Marv Wolfenson, who with his lifelong business partner brought the NBA back to Minnesota decades after the champion Lakers left for Los Angeles, died early Saturday surrounded by his wife, children, grandchildren and great-grandchildren in La Jolla, Calif. He was 87.
Grade-school friends from their childhoods in north Minneapolis, Wolfenson and Harvey Ratner were partners in real estate and health clubs, but they became famous on the Twin Cities sporting landscape as "Harv and Marv" when they pursued and purchased an NBA expansion franchise in 1987 and then privately financed the construction of Target Center, which opened as the home for their fledgling Timberwolves three years later.
They partnered for 54 years, a study of opposites who shared a simple room — with no receptionist and an open door — at one of their entrepreneurial Northwest Athletic health clubs for a good part of that time.
Ratner was the calm and introspective impeccable dresser who was a bench warmer when the two attended high school together. Wolfenson was the boisterous, opinionated star athlete who seldom was seen during his professional years in anything but an open-collared sport shirt, although he did rock the red leather pants well into his 60s.
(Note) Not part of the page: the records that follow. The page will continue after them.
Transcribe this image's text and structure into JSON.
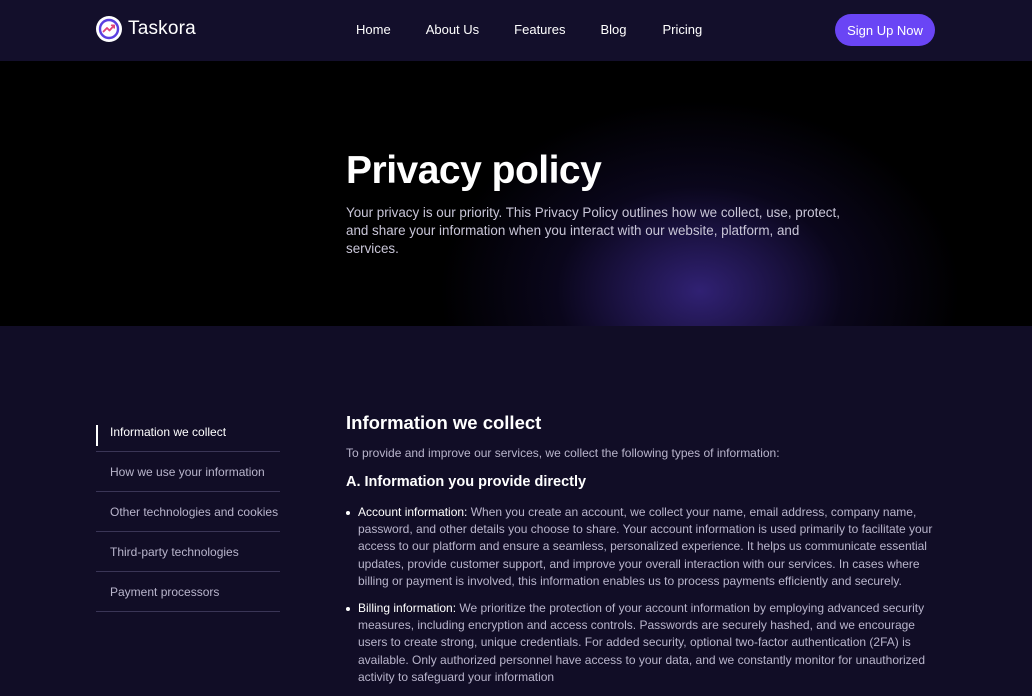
{
  "brand": {
    "name": "Taskora",
    "logo_icon": "chart-ring-icon"
  },
  "nav": {
    "links": [
      "Home",
      "About Us",
      "Features",
      "Blog",
      "Pricing"
    ],
    "cta": "Sign Up Now"
  },
  "hero": {
    "title": "Privacy policy",
    "subtitle": "Your privacy is our priority. This Privacy Policy outlines how we collect, use, protect, and share your information when you interact with our website, platform, and services."
  },
  "toc": {
    "items": [
      "Information we collect",
      "How we use your information",
      "Other technologies and cookies",
      "Third-party technologies",
      "Payment processors"
    ],
    "active_index": 0
  },
  "section": {
    "heading": "Information we collect",
    "intro": "To provide and improve our services, we collect the following types of information:",
    "subheading": "A. Information you provide directly",
    "bullets": [
      {
        "term": "Account information:",
        "text": " When you create an account, we collect your name, email address, company name, password, and other details you choose to share. Your account information is used primarily to facilitate your access to our platform and ensure a seamless, personalized experience. It helps us communicate essential updates, provide customer support, and improve your overall interaction with our services. In cases where billing or payment is involved, this information enables us to process payments efficiently and securely."
      },
      {
        "term": "Billing information:",
        "text": " We prioritize the protection of your account information by employing advanced security measures, including encryption and access controls. Passwords are securely hashed, and we encourage users to create strong, unique credentials. For added security, optional two-factor authentication (2FA) is available. Only authorized personnel have access to your data, and we constantly monitor for unauthorized activity to safeguard your information"
      }
    ]
  },
  "colors": {
    "accent": "#6a45f5",
    "background": "#110d26",
    "hero_bg": "#000000"
  }
}
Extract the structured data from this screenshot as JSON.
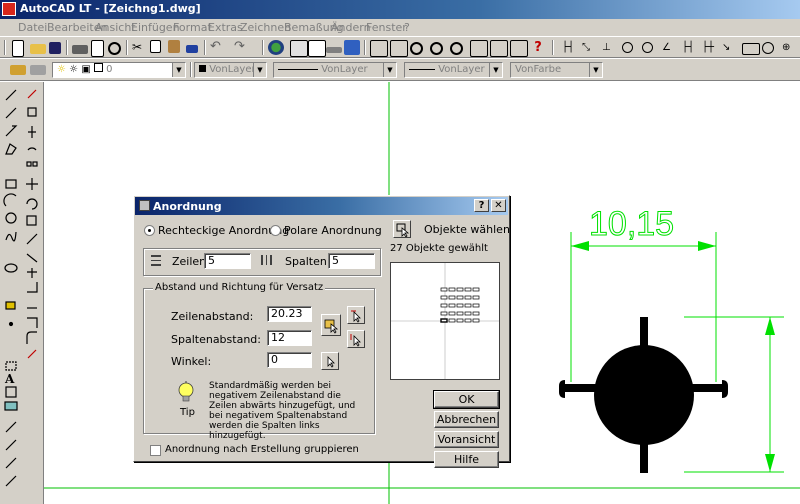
{
  "window": {
    "title": "AutoCAD LT - [Zeichng1.dwg]"
  },
  "menu": [
    "Datei",
    "Bearbeiten",
    "Ansicht",
    "Einfügen",
    "Format",
    "Extras",
    "Zeichnen",
    "Bemaßung",
    "Ändern",
    "Fenster",
    "?"
  ],
  "layer_toolbar": {
    "layer_value": "0",
    "color_value": "VonLayer",
    "linetype_value": "VonLayer",
    "lineweight_value": "VonLayer",
    "plotstyle_value": "VonFarbe"
  },
  "drawing": {
    "dimension_text": "10,15",
    "colors": {
      "dimension": "#00e000",
      "axis": "#00c000",
      "part": "#000000"
    }
  },
  "dialog": {
    "title": "Anordnung",
    "help_button": "?",
    "close_button": "✕",
    "radio_rect": "Rechteckige Anordnung",
    "radio_polar": "Polare Anordnung",
    "rect_selected": true,
    "select_objects": "Objekte wählen",
    "selected_count": "27 Objekte gewählt",
    "rows_label": "Zeilen:",
    "rows_value": "5",
    "cols_label": "Spalten:",
    "cols_value": "5",
    "group_title": "Abstand und Richtung für Versatz",
    "row_offset_label": "Zeilenabstand:",
    "row_offset_value": "20.23",
    "col_offset_label": "Spaltenabstand:",
    "col_offset_value": "12",
    "angle_label": "Winkel:",
    "angle_value": "0",
    "tip_label": "Tip",
    "tip_text": "Standardmäßig werden bei negativem Zeilenabstand die Zeilen abwärts hinzugefügt, und bei negativem Spaltenabstand werden die Spalten links hinzugefügt.",
    "group_checkbox": "Anordnung nach Erstellung gruppieren",
    "ok": "OK",
    "cancel": "Abbrechen",
    "preview": "Voransicht <",
    "help": "Hilfe"
  }
}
"In some ways, they were absolutely the opposite of each other, and in some ways they weren't," Bob Stein, Wolfenson's former son-in-law who ran the Wolves for the seven years Wolfenson and Ratner owned the franchise, said when reached by phone. "They complemented each other. They were really good partners."
Ratner died in 2006.
In poor health for parts of the past decade, Wolfenson until very recently put on every morning the NBA logo baseball cap and Wolves staff credential the team sent him annually since he and Ratner sold the team.
"Never saw him without it," said granddaughter Lauren Sundick, who called his passing in Saturday's early hours surrounded by wife Elayne and family "heartbreaking but extremely peaceful."